We can understand it might be morally awkward to force people to take this risk, but if someone freely volunteers, let’s get on with it. This is a great way of speeding up and better validating (or invalidating) the effectiveness of potential vaccines, and the sooner we can identify a vaccine that works well, the sooner we can start saving 5,000+ lives every day.
As I’ve said before, political correctness will be the death of us.
Talking about progress towards a vaccine, here’s a great reference page about possible vaccines and how far down the testing process each one is.
This article is a sobering reminder that even “mild” cases of the virus risk severe ongoing consequences.
Musical Interlude
Here’s a great feel-good video. If you’re of the “Beatles generation” (which basically is everyone born from, I don’t know, the 40s pretty much through now, isn’t it) the chances are you’ll find it as lovely as I did.
Please stay happy and healthy; all going well, I’ll be back again soon.
Please click here for a listing of all our Covid-19 articles.
What a terrific video! I won’t spoil it, but really great. Thanks for sharing.
🙂
Why do people not wear masks — well the President said they were optional. So people believe it doesn’t matter what the state law says (incorrect). If the President would just put on a mask and tell people to do, a significant number on non-mask wearers would start wearing one.
Why do stores not enforce mask rules. Maybe because some did in Michigan and got murdered!
Why do, generally, Republican sheriffs state they will not enforce mask laws?

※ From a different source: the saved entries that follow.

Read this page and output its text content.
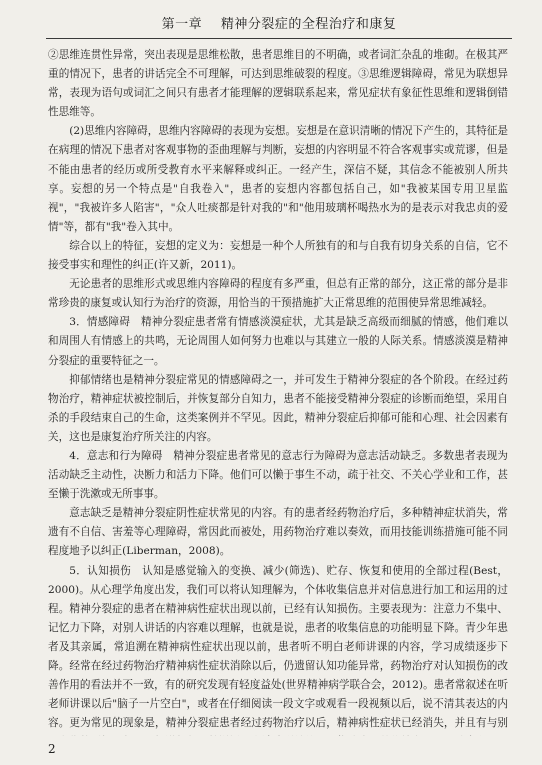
第一章 精神分裂症的全程治疗和康复

②思维连贯性异常，突出表现是思维松散，患者思维目的不明确，或者词汇杂乱的堆砌。在极其严重的情况下，患者的讲话完全不可理解，可达到思维破裂的程度。③思维逻辑障碍，常见为联想异常，表现为语句或词汇之间只有患者才能理解的逻辑联系起来，常见症状有象征性思维和逻辑倒错性思维等。

(2)思维内容障碍，思维内容障碍的表现为妄想。妄想是在意识清晰的情况下产生的，其特征是在病理的情况下患者对客观事物的歪曲理解与判断，妄想的内容明显不符合客观事实或荒谬，但是不能由患者的经历或所受教育水平来解释或纠正。一经产生，深信不疑，其信念不能被别人所共享。妄想的另一个特点是"自我卷入"，患者的妄想内容都包括自己，如"我被某国专用卫星监视"，"我被许多人陷害"，"众人吐痰都是针对我的"和"他用玻璃杯喝热水为的是表示对我忠贞的爱情"等，都有"我"卷入其中。

综合以上的特征，妄想的定义为：妄想是一种个人所独有的和与自我有切身关系的自信，它不接受事实和理性的纠正(许又新，2011)。

无论患者的思维形式或思维内容障碍的程度有多严重，但总有正常的部分，这正常的部分是非常珍贵的康复或认知行为治疗的资源，用恰当的干预措施扩大正常思维的范围使异常思维减轻。

3．情感障碍　精神分裂症患者常有情感淡漠症状，尤其是缺乏高级而细腻的情感，他们难以和周围人有情感上的共鸣，无论周围人如何努力也难以与其建立一般的人际关系。情感淡漠是精神分裂症的重要特征之一。

抑郁情绪也是精神分裂症常见的情感障碍之一，并可发生于精神分裂症的各个阶段。在经过药物治疗，精神症状被控制后，并恢复部分自知力，患者不能接受精神分裂症的诊断而绝望，采用自杀的手段结束自己的生命，这类案例并不罕见。因此，精神分裂症后抑郁可能和心理、社会因素有关，这也是康复治疗所关注的内容。

4．意志和行为障碍　精神分裂症患者常见的意志行为障碍为意志活动缺乏。多数患者表现为活动缺乏主动性，决断力和活力下降。他们可以懒于事生不动，疏于社交、不关心学业和工作，甚至懒于洗漱或无所事事。

意志缺乏是精神分裂症阴性症状常见的内容。有的患者经药物治疗后，多种精神症状消失，常遗有不自信、害羞等心理障碍，常因此而被处，用药物治疗难以奏效，而用技能训练措施可能不同程度地予以纠正(Liberman，2008)。

5．认知损伤　认知是感觉输入的变换、减少(筛选)、贮存、恢复和使用的全部过程(Best，2000)。从心理学角度出发，我们可以将认知理解为，个体收集信息并对信息进行加工和运用的过程。精神分裂症的患者在精神病性症状出现以前，已经有认知损伤。主要表现为：注意力不集中、记忆力下降，对别人讲话的内容难以理解，也就是说，患者的收集信息的功能明显下降。青少年患者及其亲属，常追溯在精神病性症状出现以前，患者听不明白老师讲课的内容，学习成绩逐步下降。经常在经过药物治疗精神病性症状消除以后，仍遗留认知功能异常，药物治疗对认知损伤的改善作用的看法并不一致，有的研究发现有轻度益处(世界精神病学联合会，2012)。患者常叙述在听老师讲课以后"脑子一片空白"，或者在仔细阅读一段文字或观看一段视频以后，说不清其表达的内容。更为常见的现象是，精神分裂症患者经过药物治疗以后，精神病性症状已经消失，并且有与别

2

You know, Biz, I don’t think in any of the reports of non-mask wearers, including my own encounters, have I heard a justification “the President said they were optional”. Neither has any person, or sheriff, said “I’m a Republican so I won’t wear a mask”.

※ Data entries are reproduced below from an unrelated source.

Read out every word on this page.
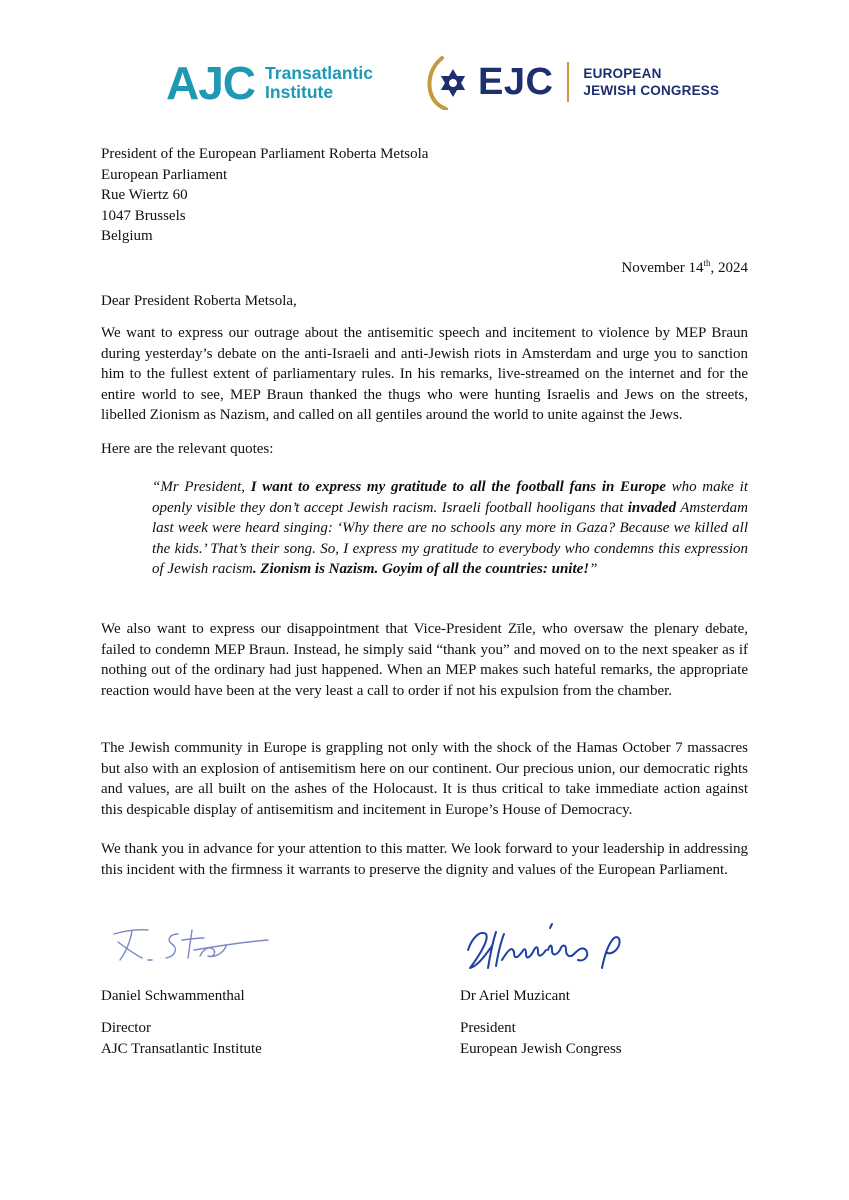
AJC Transatlantic
Institute	EJC EUROPEAN
JEWISH CONGRESS
President of the European Parliament Roberta Metsola
European Parliament
Rue Wiertz 60
1047 Brussels
Belgium
November 14th, 2024
Dear President Roberta Metsola,
We want to express our outrage about the antisemitic speech and incitement to violence by MEP Braun during yesterday’s debate on the anti-Israeli and anti-Jewish riots in Amsterdam and urge you to sanction him to the fullest extent of parliamentary rules. In his remarks, live-streamed on the internet and for the entire world to see, MEP Braun thanked the thugs who were hunting Israelis and Jews on the streets, libelled Zionism as Nazism, and called on all gentiles around the world to unite against the Jews.
Here are the relevant quotes:
“Mr President, I want to express my gratitude to all the football fans in Europe who make it openly visible they don’t accept Jewish racism. Israeli football hooligans that invaded Amsterdam last week were heard singing: ‘Why there are no schools any more in Gaza? Because we killed all the kids.’ That’s their song. So, I express my gratitude to everybody who condemns this expression of Jewish racism. Zionism is Nazism. Goyim of all the countries: unite!”
We also want to express our disappointment that Vice-President Zīle, who oversaw the plenary debate, failed to condemn MEP Braun. Instead, he simply said “thank you” and moved on to the next speaker as if nothing out of the ordinary had just happened. When an MEP makes such hateful remarks, the appropriate reaction would have been at the very least a call to order if not his expulsion from the chamber.
The Jewish community in Europe is grappling not only with the shock of the Hamas October 7 massacres but also with an explosion of antisemitism here on our continent. Our precious union, our democratic rights and values, are all built on the ashes of the Holocaust. It is thus critical to take immediate action against this despicable display of antisemitism and incitement in Europe’s House of Democracy.
We thank you in advance for your attention to this matter. We look forward to your leadership in addressing this incident with the firmness it warrants to preserve the dignity and values of the European Parliament.
Daniel Schwammenthal
Director
AJC Transatlantic Institute
Dr Ariel Muzicant
President
European Jewish Congress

Although mask support is weaker among Republicans and stronger among Democrats, this is not a political thing, and trying to make it one ignores the underlying problem.
Let’s just say I disagree.
I don’t have a WSJ subscription to get the article but it was widely reported that in an interview Trump made a statement like this:
‘He told the Wall Street Journal that some people only wore masks as a political statement against him’
Sounds like he thinks it political.
And its just a random occurrence that Sheriffs that say they will not enforce mask orders all were elected as Republicans.
Only Republican governors prohibited local health departments from requiring masks
So maybe I can’t prove it beyond a shadow of a doubt, there is a lot of evidence
If you’re going to start using Mr Trump’s statements and thoughts as proof, then that’s a remarkable transition, and I hope you’ll consistently continue to do so into the future.
I agree more Republicans than Democrats feel the way you object to, but it is not a Republican political platform or policy. The one doesn’t imply the other, and as you also know, although I lean more Republican than Democrat, I think the anti-maskers are dangerous lunatics, no matter which way they vote.